Last week, the terrific website Open Culture posted a remarkable clip from The Today Show: a ten-minute segment from 1976 in which media theorist Marshall McLuhan—the author of Understanding Media among many other books, best known these days either for saying “the medium is the message” or for appearing in Annie Hall *—discussed the Ford/Carter presidential debate with Tom Brokaw and Edwin Newman.

McLuhan, whom Brokaw introduces as “practically a household word in this television-conscious society,” explains that he watched the debate, “not so much from a policy point of view, but from a television point of view,” on one black-and-white set and two color sets (one tuned to CBS, the other to NBC; they looked quite different, he says).

McLuhan thought the arrangement of the debate was idiotic. “I never saw a more atrocious misuse of the TV medium,” he says. TV, according to McLuhan, is not a debating medium: It won’t work to have two men stand at podiums and talk at each other. “All that matters” in such a format “is that they hold the audience on their image, no matter what they say.” He thought the the debates needed to be shorter and more conversational, with the two men sitting across from each other as guests are on The Today Show. (Charlie Rose would apparently agree.) Brokaw asks if that would mean a series of 15-minute conversations, one a day, and McLuhan says that sounds “reasonable.”

Other suggestions by McLuhan seem less reasonable. This particular debate between Ford and Carter may be best known for its technical difficulties: At one point, the speakers went out, and viewers at home couldn’t hear the candidates for a stretch. McLuhan calls this a “glorious moment” and describes it as “the rebellion of the medium against the bloody message.” Pressed on the point by Brokaw, McLuhan insists that TV was, in some fashion, revolting against the awfulness of the debate format. “The vibrations got through to the amplifier and it said this cannot continue.” When Brokaw seems incredulous, McLuhan insists, “The vibes really did get through. The medium was the message.”

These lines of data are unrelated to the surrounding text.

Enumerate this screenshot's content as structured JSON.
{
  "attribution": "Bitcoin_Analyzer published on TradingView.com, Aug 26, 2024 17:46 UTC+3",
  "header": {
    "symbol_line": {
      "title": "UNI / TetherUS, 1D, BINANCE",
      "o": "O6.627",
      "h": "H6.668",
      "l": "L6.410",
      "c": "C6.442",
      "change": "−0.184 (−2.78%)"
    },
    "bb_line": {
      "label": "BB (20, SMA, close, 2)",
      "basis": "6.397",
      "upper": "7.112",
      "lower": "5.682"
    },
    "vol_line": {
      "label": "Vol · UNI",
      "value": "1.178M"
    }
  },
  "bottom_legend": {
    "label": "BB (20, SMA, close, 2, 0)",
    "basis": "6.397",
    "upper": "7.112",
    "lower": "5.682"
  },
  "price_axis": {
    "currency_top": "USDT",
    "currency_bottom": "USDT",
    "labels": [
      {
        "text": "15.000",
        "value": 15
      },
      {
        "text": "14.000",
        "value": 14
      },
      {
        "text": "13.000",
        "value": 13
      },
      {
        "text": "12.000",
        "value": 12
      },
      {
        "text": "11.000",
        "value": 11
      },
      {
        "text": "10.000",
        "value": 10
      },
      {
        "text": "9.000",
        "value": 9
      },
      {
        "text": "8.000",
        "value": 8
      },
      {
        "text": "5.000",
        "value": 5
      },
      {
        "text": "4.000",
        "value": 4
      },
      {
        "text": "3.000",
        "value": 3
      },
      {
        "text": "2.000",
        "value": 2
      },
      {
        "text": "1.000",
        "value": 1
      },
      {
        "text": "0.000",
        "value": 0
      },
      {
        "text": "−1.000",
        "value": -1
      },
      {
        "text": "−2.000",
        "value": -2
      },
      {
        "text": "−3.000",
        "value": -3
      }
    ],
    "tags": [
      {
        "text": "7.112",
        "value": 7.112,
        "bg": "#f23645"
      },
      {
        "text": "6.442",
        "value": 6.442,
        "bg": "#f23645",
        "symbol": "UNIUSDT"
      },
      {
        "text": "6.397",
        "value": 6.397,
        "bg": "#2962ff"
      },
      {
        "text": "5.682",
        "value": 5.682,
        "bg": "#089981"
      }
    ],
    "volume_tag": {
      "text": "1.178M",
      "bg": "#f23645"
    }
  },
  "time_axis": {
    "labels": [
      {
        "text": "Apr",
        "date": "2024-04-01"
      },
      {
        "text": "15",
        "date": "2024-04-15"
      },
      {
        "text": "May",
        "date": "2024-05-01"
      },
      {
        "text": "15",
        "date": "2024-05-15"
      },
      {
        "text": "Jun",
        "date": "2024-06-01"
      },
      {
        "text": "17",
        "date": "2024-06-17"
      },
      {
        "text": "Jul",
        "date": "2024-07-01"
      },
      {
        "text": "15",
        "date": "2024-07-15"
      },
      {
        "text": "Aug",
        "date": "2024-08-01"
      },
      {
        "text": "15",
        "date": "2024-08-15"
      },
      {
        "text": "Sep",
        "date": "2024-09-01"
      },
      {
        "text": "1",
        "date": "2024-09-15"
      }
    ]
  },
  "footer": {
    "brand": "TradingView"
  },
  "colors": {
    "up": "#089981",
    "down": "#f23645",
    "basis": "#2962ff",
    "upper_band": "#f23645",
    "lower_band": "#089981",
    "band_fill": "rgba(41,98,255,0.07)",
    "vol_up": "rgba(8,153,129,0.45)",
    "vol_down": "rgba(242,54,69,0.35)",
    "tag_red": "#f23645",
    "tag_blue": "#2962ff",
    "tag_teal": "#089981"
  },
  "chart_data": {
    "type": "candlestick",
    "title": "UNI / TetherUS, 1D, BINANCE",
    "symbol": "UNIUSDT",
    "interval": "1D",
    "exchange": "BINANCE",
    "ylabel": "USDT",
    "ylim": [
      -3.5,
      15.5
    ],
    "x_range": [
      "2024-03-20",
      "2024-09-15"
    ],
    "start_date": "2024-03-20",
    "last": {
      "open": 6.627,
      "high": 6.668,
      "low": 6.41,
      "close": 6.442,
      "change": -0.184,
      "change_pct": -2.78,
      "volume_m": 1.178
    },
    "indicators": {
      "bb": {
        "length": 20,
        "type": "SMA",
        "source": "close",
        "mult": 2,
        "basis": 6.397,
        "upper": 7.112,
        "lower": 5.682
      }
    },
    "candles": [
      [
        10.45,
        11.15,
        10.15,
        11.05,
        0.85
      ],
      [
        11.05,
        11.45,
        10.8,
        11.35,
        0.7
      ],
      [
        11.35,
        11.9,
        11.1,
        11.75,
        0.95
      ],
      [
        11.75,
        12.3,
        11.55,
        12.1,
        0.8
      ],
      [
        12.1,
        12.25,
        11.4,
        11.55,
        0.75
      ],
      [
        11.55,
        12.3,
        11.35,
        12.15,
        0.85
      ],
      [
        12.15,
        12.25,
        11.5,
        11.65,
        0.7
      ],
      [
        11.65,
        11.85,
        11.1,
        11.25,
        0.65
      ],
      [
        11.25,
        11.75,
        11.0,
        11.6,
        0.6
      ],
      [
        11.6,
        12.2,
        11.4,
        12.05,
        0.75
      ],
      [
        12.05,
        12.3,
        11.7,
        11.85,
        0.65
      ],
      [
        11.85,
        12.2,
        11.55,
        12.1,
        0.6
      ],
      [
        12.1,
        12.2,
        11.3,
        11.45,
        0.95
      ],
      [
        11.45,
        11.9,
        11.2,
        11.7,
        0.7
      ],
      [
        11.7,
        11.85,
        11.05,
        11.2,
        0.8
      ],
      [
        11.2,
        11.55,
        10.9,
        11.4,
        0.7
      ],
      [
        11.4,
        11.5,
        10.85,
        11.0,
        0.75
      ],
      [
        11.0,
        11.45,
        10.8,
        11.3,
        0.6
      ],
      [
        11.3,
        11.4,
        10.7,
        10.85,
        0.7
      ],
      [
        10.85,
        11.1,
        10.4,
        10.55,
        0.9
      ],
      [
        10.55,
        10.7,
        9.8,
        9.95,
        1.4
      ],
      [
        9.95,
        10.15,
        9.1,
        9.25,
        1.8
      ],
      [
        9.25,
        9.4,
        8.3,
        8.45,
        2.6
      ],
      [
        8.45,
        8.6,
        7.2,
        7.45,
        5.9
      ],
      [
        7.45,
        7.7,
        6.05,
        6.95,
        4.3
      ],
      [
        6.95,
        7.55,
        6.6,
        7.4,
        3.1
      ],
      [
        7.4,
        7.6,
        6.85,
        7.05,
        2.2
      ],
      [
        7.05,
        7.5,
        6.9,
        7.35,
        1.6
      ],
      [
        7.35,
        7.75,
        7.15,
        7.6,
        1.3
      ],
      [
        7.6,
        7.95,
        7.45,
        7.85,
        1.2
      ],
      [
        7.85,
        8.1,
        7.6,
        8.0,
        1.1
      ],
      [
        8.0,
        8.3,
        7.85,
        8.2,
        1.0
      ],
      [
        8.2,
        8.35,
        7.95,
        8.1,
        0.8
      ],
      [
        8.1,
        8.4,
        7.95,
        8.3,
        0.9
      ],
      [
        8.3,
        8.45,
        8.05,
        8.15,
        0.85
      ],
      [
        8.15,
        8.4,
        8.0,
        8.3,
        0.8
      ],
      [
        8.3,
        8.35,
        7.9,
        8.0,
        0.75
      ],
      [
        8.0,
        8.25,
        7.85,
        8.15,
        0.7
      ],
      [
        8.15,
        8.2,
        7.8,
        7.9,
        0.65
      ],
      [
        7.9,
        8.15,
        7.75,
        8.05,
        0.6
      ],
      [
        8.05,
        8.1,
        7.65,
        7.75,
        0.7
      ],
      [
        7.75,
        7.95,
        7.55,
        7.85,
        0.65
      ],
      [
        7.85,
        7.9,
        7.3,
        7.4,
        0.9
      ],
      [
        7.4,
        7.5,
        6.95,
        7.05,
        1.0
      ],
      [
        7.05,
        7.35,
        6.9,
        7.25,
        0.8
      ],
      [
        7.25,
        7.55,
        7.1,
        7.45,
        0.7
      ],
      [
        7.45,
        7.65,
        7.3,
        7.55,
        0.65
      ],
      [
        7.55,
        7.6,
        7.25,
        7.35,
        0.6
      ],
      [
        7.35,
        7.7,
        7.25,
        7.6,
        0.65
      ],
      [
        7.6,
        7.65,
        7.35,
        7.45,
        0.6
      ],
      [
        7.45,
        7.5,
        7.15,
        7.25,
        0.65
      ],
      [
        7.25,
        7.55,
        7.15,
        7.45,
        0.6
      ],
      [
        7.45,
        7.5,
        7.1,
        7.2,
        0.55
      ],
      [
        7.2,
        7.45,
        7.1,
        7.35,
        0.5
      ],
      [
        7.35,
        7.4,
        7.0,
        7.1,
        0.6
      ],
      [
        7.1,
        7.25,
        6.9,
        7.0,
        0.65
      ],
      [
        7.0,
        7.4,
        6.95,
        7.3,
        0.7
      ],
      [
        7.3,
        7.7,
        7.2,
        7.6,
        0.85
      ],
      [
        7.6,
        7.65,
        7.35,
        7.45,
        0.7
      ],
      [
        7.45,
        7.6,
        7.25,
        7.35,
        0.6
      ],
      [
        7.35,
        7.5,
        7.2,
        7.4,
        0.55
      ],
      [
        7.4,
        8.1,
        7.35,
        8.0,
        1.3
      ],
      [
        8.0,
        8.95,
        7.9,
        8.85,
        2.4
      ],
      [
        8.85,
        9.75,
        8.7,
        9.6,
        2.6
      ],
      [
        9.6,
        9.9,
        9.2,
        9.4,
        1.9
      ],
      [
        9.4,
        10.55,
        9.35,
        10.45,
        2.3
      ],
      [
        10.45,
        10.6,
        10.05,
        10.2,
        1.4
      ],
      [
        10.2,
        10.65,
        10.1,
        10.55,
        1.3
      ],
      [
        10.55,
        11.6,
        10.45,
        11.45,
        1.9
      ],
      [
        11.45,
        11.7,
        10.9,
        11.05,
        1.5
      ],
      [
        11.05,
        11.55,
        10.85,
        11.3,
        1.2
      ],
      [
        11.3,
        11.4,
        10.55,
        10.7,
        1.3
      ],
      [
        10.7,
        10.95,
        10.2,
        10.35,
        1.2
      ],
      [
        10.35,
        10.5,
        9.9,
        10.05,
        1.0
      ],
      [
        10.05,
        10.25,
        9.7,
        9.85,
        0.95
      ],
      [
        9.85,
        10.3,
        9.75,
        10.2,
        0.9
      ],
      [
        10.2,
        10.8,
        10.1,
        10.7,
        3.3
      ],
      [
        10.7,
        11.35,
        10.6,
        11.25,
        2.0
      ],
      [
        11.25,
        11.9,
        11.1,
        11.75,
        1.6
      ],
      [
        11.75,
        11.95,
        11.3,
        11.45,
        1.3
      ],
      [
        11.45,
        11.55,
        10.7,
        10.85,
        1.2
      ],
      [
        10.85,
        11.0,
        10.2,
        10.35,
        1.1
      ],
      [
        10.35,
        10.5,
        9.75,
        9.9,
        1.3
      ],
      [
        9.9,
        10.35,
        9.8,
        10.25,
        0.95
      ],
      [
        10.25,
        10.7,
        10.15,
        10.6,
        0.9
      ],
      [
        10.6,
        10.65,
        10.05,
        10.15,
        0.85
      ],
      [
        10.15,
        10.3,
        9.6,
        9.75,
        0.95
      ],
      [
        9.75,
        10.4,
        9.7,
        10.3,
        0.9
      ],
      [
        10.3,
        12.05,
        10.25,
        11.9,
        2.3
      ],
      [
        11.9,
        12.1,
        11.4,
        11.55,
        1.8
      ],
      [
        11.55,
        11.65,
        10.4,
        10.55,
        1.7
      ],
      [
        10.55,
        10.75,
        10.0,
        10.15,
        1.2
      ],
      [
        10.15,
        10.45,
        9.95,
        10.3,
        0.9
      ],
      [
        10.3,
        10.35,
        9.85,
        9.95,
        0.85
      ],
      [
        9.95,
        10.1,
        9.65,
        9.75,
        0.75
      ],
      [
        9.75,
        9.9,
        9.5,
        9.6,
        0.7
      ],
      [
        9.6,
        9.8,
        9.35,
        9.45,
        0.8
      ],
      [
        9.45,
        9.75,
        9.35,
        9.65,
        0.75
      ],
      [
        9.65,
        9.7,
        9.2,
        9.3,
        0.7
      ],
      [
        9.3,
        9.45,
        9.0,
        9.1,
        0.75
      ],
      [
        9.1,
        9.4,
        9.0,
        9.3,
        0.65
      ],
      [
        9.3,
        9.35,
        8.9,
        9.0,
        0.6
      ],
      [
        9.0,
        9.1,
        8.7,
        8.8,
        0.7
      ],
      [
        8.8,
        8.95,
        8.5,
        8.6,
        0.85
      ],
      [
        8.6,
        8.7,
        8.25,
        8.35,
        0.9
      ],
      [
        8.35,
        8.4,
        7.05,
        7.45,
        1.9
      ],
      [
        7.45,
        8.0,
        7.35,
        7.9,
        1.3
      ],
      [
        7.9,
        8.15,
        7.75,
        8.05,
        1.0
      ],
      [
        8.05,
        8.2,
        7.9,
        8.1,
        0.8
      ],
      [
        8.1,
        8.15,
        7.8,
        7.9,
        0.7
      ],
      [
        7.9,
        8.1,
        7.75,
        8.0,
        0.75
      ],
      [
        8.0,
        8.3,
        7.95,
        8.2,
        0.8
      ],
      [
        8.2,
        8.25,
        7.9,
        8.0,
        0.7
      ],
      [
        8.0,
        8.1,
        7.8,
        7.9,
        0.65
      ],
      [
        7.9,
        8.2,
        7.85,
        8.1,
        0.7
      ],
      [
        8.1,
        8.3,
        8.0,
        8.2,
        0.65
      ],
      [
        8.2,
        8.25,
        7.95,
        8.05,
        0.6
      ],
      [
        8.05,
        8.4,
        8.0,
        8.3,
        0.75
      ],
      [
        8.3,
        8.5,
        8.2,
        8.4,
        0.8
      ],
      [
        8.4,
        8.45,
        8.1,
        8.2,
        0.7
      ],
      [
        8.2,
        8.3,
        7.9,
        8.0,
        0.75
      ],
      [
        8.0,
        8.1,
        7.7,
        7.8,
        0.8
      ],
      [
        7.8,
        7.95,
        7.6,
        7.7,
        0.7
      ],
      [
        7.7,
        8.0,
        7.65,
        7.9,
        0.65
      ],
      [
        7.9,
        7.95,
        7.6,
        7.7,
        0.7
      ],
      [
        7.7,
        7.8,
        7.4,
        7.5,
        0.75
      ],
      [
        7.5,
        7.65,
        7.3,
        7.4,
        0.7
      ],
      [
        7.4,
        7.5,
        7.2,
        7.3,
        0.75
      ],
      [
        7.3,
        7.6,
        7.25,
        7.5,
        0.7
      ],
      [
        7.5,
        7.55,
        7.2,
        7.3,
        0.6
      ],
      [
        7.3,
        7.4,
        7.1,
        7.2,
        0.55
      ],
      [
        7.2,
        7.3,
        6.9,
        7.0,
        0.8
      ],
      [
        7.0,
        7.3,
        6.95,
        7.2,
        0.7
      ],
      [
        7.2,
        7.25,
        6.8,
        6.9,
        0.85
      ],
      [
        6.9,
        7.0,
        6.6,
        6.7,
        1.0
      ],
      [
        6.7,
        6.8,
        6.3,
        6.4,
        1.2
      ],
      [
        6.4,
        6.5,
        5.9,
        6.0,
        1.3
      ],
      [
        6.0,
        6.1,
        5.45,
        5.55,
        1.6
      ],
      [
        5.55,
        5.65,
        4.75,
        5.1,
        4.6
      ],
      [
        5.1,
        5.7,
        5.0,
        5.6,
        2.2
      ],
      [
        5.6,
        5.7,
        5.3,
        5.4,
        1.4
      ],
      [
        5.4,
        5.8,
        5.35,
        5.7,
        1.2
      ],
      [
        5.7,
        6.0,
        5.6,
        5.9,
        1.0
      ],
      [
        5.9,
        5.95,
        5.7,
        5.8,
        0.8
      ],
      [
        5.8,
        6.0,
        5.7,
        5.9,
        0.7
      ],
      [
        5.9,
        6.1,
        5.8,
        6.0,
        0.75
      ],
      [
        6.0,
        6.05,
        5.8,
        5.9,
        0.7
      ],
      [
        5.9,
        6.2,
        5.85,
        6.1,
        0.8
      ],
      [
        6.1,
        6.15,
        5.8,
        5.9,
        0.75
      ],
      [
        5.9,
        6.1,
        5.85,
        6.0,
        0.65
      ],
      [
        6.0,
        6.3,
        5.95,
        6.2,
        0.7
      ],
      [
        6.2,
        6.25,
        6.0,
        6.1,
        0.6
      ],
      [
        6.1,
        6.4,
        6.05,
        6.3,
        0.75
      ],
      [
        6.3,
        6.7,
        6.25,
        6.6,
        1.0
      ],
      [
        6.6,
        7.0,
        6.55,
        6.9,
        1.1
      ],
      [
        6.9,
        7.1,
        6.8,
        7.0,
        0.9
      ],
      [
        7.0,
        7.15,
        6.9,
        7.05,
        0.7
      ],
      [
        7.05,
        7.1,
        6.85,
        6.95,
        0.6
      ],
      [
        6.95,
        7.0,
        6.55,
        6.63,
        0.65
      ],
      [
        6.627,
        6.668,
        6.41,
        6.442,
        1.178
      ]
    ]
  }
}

This wild idea should perhaps be no surprise coming from McLuhan: As Gary Wolf wrote in Wired in 1997, “Even in areas where McLuhan was expected to be more dependable… his pronouncements were often incredible.” What seems most incredible to me about this cultural artifact is that there was ever a time when The Today Show would spend ten uninterrupted minutes talking about the presidential debates with a media theorist.

* In his Annie Hall scene, McLuhan famously chides a pontificating professor by saying “You mean my whole fallacy is wrong.” As many fans of the movie have pointed out, that sentence makes little sense: Fallacies are by definition wrong—and why would McLuhan correct someone by acknowledging his own fallacy? According to an academic paper by W.J.T. Mitchell, McLuhan wrote the line himself.

Bonus pop culture artifact: In the first season of Mad Men, Joan tells Peggy, “Well, you know what they say: The medium is the message.” Was the phrase really in common currency in 1960, when that episode is set? It seems unlikely: McLuhan’s big popular breakthrough was with Understanding Media, from 1964; his previous book, The Gutenberg Galaxy, was also popular; it was published in 1962.

(Further viewing: Marshall McLuhan Speaks, a website created this year for the McLuhan centennial—he was born in 1911—which includes, among many other clips, a 1984 documentary about McLuhan narrated by Tom Wolfe.)